Lightning 'can raise headache risk'

Published 24/01/2013 | 14:36

Scientists have confirmed a link between lightning and headaches and migraines

If you have a thundering headache, it might be to do with the weather, research suggests.

Scientists have confirmed a link between lightning and headaches and migraines.

A study found that lightning striking up to 25 miles away can increase the risk of headache by 31%. Thunderbolts also led to a 28% increased risk of migraine attacks.

US researchers looked at 90 chronic headache sufferers with an average age of 44 living in Ohio and Missouri. All had conditions that fulfilled the criteria for migraines defined by the International Headache Society.
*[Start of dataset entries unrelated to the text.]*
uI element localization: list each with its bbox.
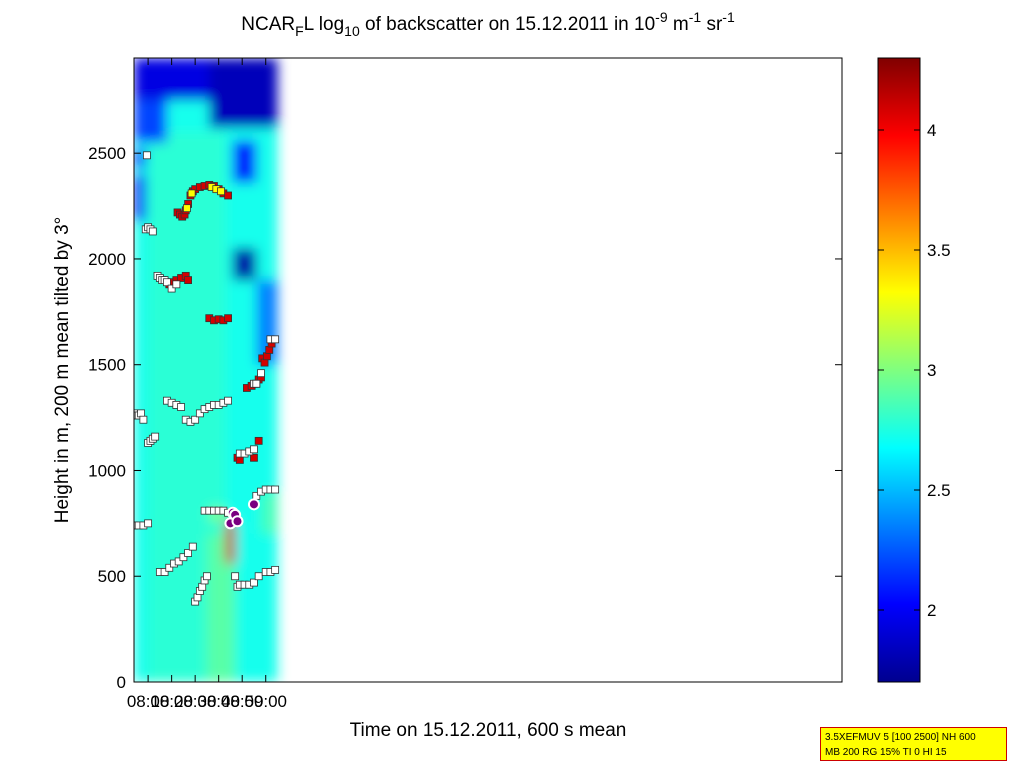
y-tick-label: 500 — [98, 567, 126, 586]
y-tick-label: 2500 — [88, 144, 126, 163]
purple-800-point — [247, 498, 260, 511]
layer-2300-yellow-point — [187, 189, 196, 198]
white-460-point — [231, 572, 240, 581]
colorbar-tick-label: 2.5 — [927, 481, 951, 500]
layer-2300-point — [224, 191, 232, 200]
white-1900-point — [167, 284, 176, 293]
plot-frame — [133, 57, 843, 683]
white-550-point — [184, 549, 192, 557]
white-1100-point — [250, 445, 258, 454]
heat-patch-8 — [232, 248, 257, 281]
white-450-point — [203, 572, 211, 581]
colorbar-tick-label: 2 — [927, 601, 936, 620]
y-tick-label: 0 — [117, 673, 126, 692]
info-line-2: MB 200 RG 15% TI 0 HI 15 — [825, 747, 947, 758]
y-tick-label: 2000 — [88, 250, 126, 269]
white-1900-point — [163, 278, 171, 287]
colorbar-tick-label: 4 — [927, 121, 936, 140]
x-tick-label: 08:10 — [127, 692, 170, 711]
purple-800-point — [231, 515, 244, 528]
white-550-point — [160, 568, 169, 576]
white-1900-point — [172, 280, 181, 289]
white-1300-point — [195, 409, 204, 418]
heat-patch-6 — [209, 58, 278, 128]
heat-patch-12 — [225, 521, 236, 564]
white-1300-point — [224, 396, 232, 405]
white-1300-point — [139, 415, 148, 424]
detected-layers — [134, 151, 280, 606]
settings-info-box: 3.5XEFMUV 5 [100 2500] NH 600 MB 200 RG … — [820, 727, 1007, 761]
plot-area — [134, 58, 280, 682]
x-tick-label: 08:20 — [150, 692, 193, 711]
white-460-point — [250, 578, 258, 587]
y-tick-label: 1500 — [88, 356, 126, 375]
colorbar — [877, 57, 921, 683]
chart-title: NCARFL log10 of backscatter on 15.12.201… — [241, 9, 735, 39]
white-1300-point — [177, 403, 185, 411]
colorbar-tick-label: 3 — [927, 361, 936, 380]
x-tick-label: 09:00 — [244, 692, 287, 711]
white-1150-point — [151, 432, 160, 441]
x-axis-label: Time on 15.12.2011, 600 s mean — [350, 720, 627, 741]
white-550-point — [188, 542, 197, 551]
white-460-point — [254, 572, 263, 581]
white-900-point — [271, 485, 280, 494]
y-axis-label: Height in m, 200 m mean tilted by 3° — [52, 217, 73, 523]
layer-1700-point — [224, 314, 232, 323]
white-550-point — [179, 553, 188, 562]
layer-2300-yellow-point — [183, 204, 191, 213]
white-2500-point — [143, 151, 151, 160]
white-800-point — [144, 519, 153, 528]
heat-patch-10 — [134, 148, 146, 168]
white-550-point — [174, 557, 183, 566]
heat-patch-7 — [134, 174, 146, 221]
colorbar-axis: 2 2.5 3 3.5 4 — [878, 121, 951, 620]
layer-1900-point — [184, 276, 192, 285]
white-1400-point — [257, 369, 265, 378]
x-tick-label: 08:40 — [197, 692, 240, 711]
heat-patch-5 — [134, 100, 167, 143]
x-tick-label: 08:50 — [221, 692, 264, 711]
layer-2300-yellow-point — [217, 187, 225, 196]
x-tick-label: 08:30 — [174, 692, 217, 711]
layer-1050-point — [250, 453, 258, 462]
heat-patch-3 — [261, 491, 278, 534]
y-tick-label: 1000 — [88, 461, 126, 480]
white-1400-point — [252, 379, 261, 388]
layer-1050-point — [254, 436, 263, 445]
colorbar-tick-label: 3.5 — [927, 241, 951, 260]
info-line-1: 3.5XEFMUV 5 [100 2500] NH 600 — [825, 732, 976, 743]
white-550-point — [165, 563, 174, 572]
heat-patch-9 — [232, 140, 257, 183]
white-1300-point — [191, 415, 200, 424]
white-520-point — [271, 565, 280, 574]
white-1400-point — [271, 335, 280, 344]
y-axis: 0 500 1000 1500 2000 2500 — [88, 144, 842, 692]
white-2100-point — [148, 227, 157, 236]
Participants recorded their headache experiences in a daily journal for three to six months. During this time, scientists recorded lightning strikes within 25 miles of people's homes. The magnitude and polarity of the lightning current was also measured.

Geoffrey Martin, from the University of Cincinnati, who co-led the research, said: "Many studies show conflicting findings on how weather, including elements like barometric pressure and humidity, affect the onset of headaches. However, this study very clearly shows a correlation between lightning, associated meteorological factors and headaches."

Mr Martin, a medical student, conducted the study with his father Vincent, a professor of internal medicine at the University of Cincinnati and headache expert.

Prof Martin said there were a number of ways in which lightning might trigger headaches. He said: "Electromagnetic waves emitted from lightning could trigger headaches. In addition, lightning produces increases in air pollutants like ozone and can cause release of fungal spores that might lead to migraine."

The research, published in the online edition of the International Headache Society journal Cephalalgia, showed that negatively charged lightning currents were particularly associated with headaches.

When the scientists adjusted their results to take account of other weather factors linked to thunderstorms, they still found a 19% increased risk of headaches on lightning days. "This suggests that lightning has its own unique effect on headache," said Prof Martin.